44.      Quant au champ d’application personnel de la directive 94/19, il couvre uniquement les établissements de crédit. Aux termes de la définition de l’article 1er, point 4, de la directive, un établissement de crédit est une entreprise dont l’activité consiste à recevoir du public des dépôts ou d’autres fonds remboursables et à octroyer des crédits pour son propre compte.

45.      Tel n’est pas le cas, là non plus, des sociétés coopératives financières visées par le régime belge de garantie litigieux. D’après les indications concordantes de toutes les parties dans le litige au principal, en ce compris ARCO lui-même, les sociétés coopératives financières comme celles du groupe ARCO ne sont en effet pas des établissements de crédit. Elles ne reçoivent pas de dépôts du public ni n’octroient régulièrement, à la manière caractéristique des banques, de crédits pour leur propre compte.

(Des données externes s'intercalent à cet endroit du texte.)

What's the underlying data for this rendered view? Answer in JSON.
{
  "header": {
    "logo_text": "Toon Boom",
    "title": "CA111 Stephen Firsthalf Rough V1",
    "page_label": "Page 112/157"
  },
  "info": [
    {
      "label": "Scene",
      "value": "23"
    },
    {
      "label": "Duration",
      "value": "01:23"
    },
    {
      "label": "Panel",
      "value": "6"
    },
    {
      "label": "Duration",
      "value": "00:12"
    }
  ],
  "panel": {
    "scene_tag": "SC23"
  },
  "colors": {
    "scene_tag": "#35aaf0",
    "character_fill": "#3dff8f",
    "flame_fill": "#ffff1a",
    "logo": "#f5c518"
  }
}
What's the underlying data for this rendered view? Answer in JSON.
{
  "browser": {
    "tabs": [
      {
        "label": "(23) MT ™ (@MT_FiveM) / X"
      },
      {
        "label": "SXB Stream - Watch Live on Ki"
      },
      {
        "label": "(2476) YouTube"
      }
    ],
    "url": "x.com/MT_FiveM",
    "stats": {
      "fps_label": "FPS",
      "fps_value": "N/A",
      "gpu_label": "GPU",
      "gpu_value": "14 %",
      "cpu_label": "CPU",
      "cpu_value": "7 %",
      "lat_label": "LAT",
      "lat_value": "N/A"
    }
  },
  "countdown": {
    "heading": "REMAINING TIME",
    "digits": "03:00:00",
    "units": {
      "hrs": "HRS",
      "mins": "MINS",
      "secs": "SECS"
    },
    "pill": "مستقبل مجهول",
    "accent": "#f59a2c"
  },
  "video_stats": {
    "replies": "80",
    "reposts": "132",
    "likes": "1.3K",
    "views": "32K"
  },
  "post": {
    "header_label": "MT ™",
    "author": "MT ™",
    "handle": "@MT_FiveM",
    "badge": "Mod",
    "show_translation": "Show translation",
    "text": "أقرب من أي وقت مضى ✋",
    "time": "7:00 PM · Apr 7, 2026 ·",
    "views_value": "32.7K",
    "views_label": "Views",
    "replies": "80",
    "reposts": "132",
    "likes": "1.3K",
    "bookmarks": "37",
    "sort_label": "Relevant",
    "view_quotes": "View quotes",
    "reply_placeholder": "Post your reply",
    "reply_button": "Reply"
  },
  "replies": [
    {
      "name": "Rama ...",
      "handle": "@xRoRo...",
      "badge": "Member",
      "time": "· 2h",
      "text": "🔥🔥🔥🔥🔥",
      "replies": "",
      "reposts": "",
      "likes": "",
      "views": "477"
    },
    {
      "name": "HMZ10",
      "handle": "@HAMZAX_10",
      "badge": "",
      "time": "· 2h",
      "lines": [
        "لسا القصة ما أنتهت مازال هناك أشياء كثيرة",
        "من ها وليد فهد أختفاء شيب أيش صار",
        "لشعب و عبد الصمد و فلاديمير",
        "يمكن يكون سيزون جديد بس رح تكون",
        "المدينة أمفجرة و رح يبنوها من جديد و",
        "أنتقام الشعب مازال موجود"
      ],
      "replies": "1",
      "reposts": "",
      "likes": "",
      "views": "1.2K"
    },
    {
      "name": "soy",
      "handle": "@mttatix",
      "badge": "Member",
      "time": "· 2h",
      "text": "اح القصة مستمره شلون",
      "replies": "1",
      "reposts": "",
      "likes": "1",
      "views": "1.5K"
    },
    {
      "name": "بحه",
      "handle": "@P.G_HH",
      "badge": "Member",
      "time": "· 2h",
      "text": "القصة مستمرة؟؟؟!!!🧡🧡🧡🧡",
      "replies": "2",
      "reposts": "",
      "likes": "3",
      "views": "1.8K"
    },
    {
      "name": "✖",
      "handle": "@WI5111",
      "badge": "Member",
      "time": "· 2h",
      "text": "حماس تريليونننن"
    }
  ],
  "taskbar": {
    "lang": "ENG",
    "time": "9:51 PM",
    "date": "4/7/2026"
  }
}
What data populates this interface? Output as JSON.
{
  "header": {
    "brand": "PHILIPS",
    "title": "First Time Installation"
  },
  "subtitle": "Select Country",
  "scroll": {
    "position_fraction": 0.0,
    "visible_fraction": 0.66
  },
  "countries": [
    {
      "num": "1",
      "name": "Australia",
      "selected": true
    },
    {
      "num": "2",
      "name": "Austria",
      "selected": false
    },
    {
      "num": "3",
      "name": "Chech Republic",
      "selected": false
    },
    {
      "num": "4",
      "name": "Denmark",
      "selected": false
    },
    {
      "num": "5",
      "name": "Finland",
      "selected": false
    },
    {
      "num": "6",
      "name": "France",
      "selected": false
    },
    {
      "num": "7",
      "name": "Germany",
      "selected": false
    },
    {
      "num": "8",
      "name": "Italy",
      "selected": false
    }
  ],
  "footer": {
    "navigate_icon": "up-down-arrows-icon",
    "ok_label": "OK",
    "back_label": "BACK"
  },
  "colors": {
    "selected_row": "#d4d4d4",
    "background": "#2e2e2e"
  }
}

46.      Rien d’autre ne ressort non plus d’une interprétation de la directive 94/19 à la lumière du principe général d’égalité de traitement du droit de l’Union, ainsi que la Cour constitutionnelle le suggère dans sa question préjudicielle.

47.      Il y a lieu de rappeler que le principe d’égalité de traitement constitue un principe général du droit de l’Union, consacré par les articles 20 et 21 de la Charte (15). Il ne saurait donner lieu à des interprétations ni à des applications différentes selon le domaine juridique en cause.

48.      Selon une jurisprudence constante, ce principe exige que des situations comparables ne soient pas traitées de manière différente et que des situations différentes ne soient pas traitées de manière égale, à moins qu’un tel traitement ne soit objectivement justifié (16).

49.      Ainsi que nous l’avons exposé plus haut (17), les parts de sociétés coopératives financières en cause se distinguent nettement, au regard de l’objet de la garantie des dépôts du droit de l’Union, de dépôts classiques auprès d’établissements de crédit même si elles peuvent s’apparenter à des produits d’épargne classiques à plusieurs égards et, notamment, par leur régime fiscal, par la réglementation à laquelle l’État les soumet et par la faveur dont elles jouissent dans le public. Il s’ensuit qu’aucune raison tirée de l’égalité de traitement en droit de l’Union n’impose d’étendre à ces parts de sociétés coopératives financières un système de garantie des dépôts tel le système belge.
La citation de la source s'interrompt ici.